Palmer moved to L.A. in 1975; it's not entirely clear why, though he mentions a dope habit and the birth of his first child (with Joe Cocker's former girlfriend). At Granny's, he sought to re-create the glam-rock apparel by hand instead of importing it, and later bought the store. But before long its style had become passé.

Still, Granny's exposed him to a wide range of musical celebrities, who would become his clients: John Mellencamp, Joe Walsh, Jeff Lynne, Rod Stewart, Ronnie Wood and Emerson, Lake and Palmer. At the Whisky A Go Go in 1976, Palmer met Petty, after he'd opened for Blondie. Petty's brand of Americana rock needed a costume to bring his anthems to life, and Palmer's vision of the rough-and-tumblin' type fit the bill: Western pockets, round lapels, multiple buttons, details like visible stitching around the border of a suit.
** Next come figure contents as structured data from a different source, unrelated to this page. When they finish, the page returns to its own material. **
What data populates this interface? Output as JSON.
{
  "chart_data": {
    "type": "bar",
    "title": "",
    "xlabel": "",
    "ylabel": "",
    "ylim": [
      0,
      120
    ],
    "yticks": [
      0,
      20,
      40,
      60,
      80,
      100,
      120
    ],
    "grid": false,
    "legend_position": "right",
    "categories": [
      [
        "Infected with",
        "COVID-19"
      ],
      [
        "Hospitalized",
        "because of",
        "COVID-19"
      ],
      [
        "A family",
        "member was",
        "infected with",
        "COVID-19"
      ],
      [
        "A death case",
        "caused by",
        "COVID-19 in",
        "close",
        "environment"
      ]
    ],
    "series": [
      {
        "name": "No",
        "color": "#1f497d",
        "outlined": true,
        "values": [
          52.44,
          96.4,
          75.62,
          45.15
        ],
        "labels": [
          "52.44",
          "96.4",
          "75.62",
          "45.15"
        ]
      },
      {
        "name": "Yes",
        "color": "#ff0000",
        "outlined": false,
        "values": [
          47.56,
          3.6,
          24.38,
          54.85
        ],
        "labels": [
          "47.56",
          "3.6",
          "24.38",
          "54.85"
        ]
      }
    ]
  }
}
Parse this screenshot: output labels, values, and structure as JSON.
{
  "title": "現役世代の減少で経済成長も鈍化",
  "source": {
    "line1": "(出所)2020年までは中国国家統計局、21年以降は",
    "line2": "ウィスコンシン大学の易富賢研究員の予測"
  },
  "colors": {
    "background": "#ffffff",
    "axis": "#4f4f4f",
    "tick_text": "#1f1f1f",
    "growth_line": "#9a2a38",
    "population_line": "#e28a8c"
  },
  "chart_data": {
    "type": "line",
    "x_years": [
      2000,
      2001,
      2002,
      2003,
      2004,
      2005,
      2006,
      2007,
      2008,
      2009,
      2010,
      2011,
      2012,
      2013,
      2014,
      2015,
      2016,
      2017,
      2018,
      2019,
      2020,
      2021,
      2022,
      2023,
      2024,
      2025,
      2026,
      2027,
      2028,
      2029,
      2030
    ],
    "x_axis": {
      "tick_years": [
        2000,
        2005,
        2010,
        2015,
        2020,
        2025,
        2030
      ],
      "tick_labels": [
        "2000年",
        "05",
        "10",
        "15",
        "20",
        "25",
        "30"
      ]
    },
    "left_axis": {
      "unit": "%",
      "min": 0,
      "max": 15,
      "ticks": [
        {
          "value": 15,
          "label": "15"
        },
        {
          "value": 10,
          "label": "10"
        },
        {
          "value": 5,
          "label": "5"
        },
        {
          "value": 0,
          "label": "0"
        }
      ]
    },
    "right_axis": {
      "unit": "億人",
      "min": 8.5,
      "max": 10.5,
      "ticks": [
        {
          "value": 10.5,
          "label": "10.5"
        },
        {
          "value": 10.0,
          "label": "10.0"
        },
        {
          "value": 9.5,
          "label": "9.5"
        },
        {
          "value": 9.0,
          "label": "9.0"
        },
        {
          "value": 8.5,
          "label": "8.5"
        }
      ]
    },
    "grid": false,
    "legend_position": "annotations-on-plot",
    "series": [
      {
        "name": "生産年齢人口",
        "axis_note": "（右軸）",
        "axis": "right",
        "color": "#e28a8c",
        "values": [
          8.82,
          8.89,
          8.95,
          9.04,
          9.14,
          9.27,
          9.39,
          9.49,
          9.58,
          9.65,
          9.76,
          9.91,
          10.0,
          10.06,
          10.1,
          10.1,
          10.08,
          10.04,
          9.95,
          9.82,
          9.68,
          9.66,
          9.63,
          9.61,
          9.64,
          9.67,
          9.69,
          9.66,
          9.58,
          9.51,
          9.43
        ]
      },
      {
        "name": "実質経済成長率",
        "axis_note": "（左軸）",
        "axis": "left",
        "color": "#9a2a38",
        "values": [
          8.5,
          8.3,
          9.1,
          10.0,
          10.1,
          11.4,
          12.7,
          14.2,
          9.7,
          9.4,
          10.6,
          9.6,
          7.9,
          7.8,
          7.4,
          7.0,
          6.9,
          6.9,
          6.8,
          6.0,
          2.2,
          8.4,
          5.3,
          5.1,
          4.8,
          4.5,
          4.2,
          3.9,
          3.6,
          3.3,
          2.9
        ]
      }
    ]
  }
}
“People say that they can tell something looks very much like me,” Petty says. “Glen is probably one of the most truly rock & roll people I have ever met.” He laughs and adds: “We've been through a lot, he's been through tough times, but we're still cookin'.”

Palmer is similarly vague when it comes to his drug-related incarceration, which ran from 1998 to 2001. Petty then extended an invitation to Palmer to live in his Malibu home and recuperate with his family. The two grew comfortable together, and a temporary situation became a permanent fix.

Palmer now works out of his living space; he's busy designing outfits for John Gilbert Getty of the Getty Trust, the Foo Fighters and Joe Walsh. He spends some of his time on the Malibu bar scene with his cronies, guitarist C.C. Adcock and guitarmaker James Trussart, and carousing with the occasional stripper is a favorite pastime. He clearly still gets his kicks in. But one gets the sense he pines for the bad old days.

“Rock & roll has almost become a dirty word,” he says, absentmindedly taking a drag from his cigarette. “It's like some dental assistant putting on some jeans, saying, 'Ooh, these are so rock & roll.' It meant something at one point; now it doesn't mean anything.”

It's hard not to empathize with him, as you don't have to be an old-timer to bemoan a scene that has gone from Hendrix guitar anthems to canned karaoke performed by perky American Idol candidates.

Indeed, Palmer is not some dangling vestige but rather a vestigial tail. The same day we stop hearing Hendrix's “Voo Doo Chile” coming out of speakers, one fears, is the day Palmer fades away.